Critical illness insurance or critical illness cover is an insurance product, where the insurer is contracted to typically make a lump sum cash payment if the policyholder is diagnosed with one of the critical illnesses listed in the insurance policy.
The policy may also be structured to pay out regular income and the payout may also be on the policyholder undergoing a surgical procedure, for example, having a heart bypass operation.
The policy may require the policyholder to survive a minimum number of days (the survival period) from when the illness was first diagnosed. The survival period used varies from company to company, however, 28 days and 30 days are the most common survival periods used.
The contract terms contain specific rules that define when a diagnosis of a critical illness is considered valid. It may state that the diagnosis need be made by a physician who specialises in that illness or condition, or it may name specific tests, e.g. EKG changes of a myocardial infarction, that confirm the diagnosis.
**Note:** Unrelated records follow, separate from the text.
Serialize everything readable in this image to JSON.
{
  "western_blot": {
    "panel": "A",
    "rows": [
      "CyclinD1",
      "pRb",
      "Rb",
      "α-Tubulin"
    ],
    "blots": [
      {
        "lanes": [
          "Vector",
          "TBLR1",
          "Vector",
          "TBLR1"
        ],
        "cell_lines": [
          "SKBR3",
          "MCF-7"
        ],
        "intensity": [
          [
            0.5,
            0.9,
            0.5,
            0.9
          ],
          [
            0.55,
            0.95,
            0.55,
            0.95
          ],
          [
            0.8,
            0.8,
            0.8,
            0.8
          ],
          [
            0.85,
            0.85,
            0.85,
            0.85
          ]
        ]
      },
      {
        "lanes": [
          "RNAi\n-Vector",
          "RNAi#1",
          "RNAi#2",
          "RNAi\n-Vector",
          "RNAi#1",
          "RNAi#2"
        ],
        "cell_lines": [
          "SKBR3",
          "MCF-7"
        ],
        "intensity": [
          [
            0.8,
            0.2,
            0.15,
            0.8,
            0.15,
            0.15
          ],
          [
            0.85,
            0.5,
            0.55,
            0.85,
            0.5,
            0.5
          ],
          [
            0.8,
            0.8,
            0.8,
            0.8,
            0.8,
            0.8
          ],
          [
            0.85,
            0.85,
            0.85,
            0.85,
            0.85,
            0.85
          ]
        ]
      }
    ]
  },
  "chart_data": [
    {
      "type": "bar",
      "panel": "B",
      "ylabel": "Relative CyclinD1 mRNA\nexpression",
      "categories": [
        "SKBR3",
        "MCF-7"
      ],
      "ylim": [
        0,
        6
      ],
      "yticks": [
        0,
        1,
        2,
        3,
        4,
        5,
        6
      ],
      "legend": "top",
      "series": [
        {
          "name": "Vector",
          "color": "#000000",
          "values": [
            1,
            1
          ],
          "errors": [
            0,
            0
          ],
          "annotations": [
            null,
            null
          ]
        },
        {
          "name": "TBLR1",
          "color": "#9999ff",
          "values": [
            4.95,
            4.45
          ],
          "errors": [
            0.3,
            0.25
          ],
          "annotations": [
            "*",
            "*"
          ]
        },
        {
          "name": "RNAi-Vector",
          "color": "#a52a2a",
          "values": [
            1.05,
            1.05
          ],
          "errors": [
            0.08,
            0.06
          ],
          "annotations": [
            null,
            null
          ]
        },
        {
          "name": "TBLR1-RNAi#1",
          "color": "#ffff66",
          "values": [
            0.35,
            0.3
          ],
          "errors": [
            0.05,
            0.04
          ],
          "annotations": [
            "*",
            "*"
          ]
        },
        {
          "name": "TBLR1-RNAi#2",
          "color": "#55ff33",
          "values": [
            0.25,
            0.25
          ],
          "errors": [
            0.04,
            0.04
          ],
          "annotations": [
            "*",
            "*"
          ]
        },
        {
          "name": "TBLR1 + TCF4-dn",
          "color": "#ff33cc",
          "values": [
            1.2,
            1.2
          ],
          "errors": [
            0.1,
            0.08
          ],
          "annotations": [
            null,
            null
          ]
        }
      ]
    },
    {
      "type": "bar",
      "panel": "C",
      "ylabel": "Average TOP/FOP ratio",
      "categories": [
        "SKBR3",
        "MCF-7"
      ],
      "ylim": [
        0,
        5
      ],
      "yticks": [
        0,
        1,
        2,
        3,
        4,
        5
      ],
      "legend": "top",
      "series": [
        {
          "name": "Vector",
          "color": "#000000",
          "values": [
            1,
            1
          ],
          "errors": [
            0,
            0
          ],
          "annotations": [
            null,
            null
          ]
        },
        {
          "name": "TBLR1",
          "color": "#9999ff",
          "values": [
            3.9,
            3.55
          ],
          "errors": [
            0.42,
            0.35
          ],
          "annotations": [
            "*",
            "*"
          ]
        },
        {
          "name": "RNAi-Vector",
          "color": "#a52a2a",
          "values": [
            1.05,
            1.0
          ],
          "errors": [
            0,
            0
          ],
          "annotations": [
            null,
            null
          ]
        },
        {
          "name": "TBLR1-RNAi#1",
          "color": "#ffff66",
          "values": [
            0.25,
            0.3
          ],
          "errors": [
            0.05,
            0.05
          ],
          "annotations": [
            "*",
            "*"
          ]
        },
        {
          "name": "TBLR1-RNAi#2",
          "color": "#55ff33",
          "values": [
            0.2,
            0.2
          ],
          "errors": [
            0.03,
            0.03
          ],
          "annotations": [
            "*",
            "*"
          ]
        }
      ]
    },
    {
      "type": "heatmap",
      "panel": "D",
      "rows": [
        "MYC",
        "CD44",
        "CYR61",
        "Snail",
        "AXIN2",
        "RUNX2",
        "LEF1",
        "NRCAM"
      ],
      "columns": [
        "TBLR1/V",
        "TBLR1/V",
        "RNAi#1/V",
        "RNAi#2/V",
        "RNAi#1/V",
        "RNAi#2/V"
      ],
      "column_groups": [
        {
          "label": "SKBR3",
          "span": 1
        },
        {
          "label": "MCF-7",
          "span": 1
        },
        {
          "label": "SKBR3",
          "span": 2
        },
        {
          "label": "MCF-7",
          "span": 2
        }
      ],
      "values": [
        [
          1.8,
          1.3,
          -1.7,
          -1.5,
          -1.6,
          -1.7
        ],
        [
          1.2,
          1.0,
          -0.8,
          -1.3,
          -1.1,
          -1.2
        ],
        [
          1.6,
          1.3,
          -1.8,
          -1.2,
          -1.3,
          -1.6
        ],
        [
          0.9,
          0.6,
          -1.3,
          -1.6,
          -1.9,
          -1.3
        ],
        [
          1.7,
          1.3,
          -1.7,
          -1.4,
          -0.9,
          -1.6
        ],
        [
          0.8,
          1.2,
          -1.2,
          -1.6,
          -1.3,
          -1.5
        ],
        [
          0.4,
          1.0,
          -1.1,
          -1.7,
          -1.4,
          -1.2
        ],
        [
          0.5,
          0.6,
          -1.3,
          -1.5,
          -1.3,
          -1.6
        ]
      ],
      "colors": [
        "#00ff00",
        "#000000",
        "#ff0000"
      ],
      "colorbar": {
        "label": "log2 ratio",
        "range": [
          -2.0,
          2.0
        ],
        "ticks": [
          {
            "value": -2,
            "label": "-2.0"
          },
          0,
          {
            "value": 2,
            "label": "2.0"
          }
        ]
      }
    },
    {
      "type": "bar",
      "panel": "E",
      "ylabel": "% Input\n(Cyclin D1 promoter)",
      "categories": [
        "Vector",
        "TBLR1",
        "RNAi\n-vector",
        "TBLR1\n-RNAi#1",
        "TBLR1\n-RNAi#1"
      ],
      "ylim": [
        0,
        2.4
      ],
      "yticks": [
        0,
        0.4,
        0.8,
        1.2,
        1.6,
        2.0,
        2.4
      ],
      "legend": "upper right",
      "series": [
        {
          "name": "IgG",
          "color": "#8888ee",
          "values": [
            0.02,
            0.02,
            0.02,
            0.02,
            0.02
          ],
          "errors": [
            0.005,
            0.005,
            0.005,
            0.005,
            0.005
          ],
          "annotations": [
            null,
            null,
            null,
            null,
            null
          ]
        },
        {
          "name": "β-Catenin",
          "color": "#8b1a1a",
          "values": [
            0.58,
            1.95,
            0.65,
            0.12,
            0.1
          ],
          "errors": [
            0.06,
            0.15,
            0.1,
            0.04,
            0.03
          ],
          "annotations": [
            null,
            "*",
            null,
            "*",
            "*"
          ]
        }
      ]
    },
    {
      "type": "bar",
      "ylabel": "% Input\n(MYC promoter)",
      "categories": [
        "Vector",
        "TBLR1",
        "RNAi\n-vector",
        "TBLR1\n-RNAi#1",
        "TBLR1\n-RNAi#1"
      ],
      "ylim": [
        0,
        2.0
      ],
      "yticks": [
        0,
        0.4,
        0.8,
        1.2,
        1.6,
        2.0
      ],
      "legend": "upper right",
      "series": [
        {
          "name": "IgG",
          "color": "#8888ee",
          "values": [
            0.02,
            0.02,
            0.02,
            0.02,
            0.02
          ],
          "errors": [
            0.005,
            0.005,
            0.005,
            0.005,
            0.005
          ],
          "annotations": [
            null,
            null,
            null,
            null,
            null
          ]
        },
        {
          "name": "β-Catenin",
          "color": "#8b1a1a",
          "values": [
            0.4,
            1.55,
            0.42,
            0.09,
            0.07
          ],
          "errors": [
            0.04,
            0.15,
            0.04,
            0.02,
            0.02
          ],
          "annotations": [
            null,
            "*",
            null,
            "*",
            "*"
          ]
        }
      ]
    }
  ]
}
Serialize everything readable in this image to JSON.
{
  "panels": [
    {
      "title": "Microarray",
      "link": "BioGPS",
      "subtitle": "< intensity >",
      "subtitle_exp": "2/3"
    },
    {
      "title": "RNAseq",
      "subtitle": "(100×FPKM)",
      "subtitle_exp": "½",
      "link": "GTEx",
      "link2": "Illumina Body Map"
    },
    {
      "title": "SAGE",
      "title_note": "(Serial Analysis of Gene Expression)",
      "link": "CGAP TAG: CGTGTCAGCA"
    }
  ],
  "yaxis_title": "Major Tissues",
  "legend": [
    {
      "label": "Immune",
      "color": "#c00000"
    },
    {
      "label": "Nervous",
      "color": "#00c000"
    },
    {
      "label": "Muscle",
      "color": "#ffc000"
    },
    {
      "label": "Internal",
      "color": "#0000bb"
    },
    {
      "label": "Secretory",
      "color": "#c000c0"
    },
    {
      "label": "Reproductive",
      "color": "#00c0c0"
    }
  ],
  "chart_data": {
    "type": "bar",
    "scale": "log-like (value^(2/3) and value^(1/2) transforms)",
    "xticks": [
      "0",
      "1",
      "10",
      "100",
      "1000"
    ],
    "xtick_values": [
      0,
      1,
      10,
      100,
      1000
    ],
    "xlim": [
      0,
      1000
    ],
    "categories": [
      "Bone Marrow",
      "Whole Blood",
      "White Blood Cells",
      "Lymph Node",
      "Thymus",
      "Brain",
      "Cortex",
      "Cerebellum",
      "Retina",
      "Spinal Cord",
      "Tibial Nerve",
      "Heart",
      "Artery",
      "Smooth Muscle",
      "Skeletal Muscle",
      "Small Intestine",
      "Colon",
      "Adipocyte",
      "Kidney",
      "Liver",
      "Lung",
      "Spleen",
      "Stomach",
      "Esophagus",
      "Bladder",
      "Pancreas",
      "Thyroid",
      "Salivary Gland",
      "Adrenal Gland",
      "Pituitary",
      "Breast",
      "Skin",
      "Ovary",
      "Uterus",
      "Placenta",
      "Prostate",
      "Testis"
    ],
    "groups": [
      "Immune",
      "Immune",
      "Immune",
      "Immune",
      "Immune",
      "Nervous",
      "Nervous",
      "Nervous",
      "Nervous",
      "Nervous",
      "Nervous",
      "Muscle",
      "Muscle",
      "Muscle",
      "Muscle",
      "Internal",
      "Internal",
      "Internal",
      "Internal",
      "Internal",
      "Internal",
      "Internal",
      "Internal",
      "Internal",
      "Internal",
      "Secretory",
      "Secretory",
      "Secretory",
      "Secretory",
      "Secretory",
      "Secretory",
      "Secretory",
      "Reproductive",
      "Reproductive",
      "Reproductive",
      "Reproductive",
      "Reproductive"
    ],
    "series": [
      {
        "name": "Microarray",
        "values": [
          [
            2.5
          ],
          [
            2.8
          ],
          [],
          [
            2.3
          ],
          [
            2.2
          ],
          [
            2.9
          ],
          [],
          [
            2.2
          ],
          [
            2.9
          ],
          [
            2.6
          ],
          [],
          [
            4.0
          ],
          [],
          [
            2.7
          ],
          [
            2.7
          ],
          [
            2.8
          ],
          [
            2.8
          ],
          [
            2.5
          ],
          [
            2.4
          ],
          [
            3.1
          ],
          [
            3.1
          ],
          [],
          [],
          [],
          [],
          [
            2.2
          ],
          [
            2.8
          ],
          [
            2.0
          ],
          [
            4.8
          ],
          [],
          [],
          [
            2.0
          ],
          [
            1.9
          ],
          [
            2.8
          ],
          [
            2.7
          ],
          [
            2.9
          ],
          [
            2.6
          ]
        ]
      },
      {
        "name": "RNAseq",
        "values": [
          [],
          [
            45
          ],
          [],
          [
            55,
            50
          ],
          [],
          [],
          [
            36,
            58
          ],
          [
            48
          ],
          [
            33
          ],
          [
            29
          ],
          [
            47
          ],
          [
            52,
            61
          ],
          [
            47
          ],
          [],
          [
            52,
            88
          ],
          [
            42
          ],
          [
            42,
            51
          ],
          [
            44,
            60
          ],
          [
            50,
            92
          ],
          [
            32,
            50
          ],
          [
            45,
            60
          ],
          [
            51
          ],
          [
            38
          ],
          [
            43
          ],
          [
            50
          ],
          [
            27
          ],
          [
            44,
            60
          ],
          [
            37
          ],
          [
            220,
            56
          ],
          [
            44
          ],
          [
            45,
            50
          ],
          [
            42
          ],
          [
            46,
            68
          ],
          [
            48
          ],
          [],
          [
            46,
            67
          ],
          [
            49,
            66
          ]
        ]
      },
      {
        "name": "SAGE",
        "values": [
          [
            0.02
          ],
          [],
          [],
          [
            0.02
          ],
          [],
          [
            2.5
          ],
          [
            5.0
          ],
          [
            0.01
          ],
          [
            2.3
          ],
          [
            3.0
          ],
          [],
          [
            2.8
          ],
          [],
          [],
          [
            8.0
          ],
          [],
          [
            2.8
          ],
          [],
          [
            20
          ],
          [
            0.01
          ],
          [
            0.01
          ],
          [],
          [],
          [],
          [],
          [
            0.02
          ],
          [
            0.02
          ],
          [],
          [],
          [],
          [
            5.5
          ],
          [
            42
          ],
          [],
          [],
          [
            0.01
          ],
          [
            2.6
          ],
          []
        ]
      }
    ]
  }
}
In some markets, however, the definition of a claim for many of the diseases and conditions have become standardised, thus all insurers would use the same claims definition. The standardisation of the claims definitions may serve many purposes including increased clarity of cover for policyholders and greater comparability of policies from different life offices. For example, in the UK the Association of British Insurers (ABI) has issued a Statement of Best Practise which includes a number of standard definitions for common critical illnesses.
There are alternative forms of critical illness insurance to the lump sum cash payment model. These critical illness insurance policies directly pay health providers for the treatment costs of critical and life-threatening illnesses covered by the policyholder’s insurance policy, including the fee of specialists and procedures at a select group of high-ranking hospitals up to a certain amount per episode of treatment as set out in the policy.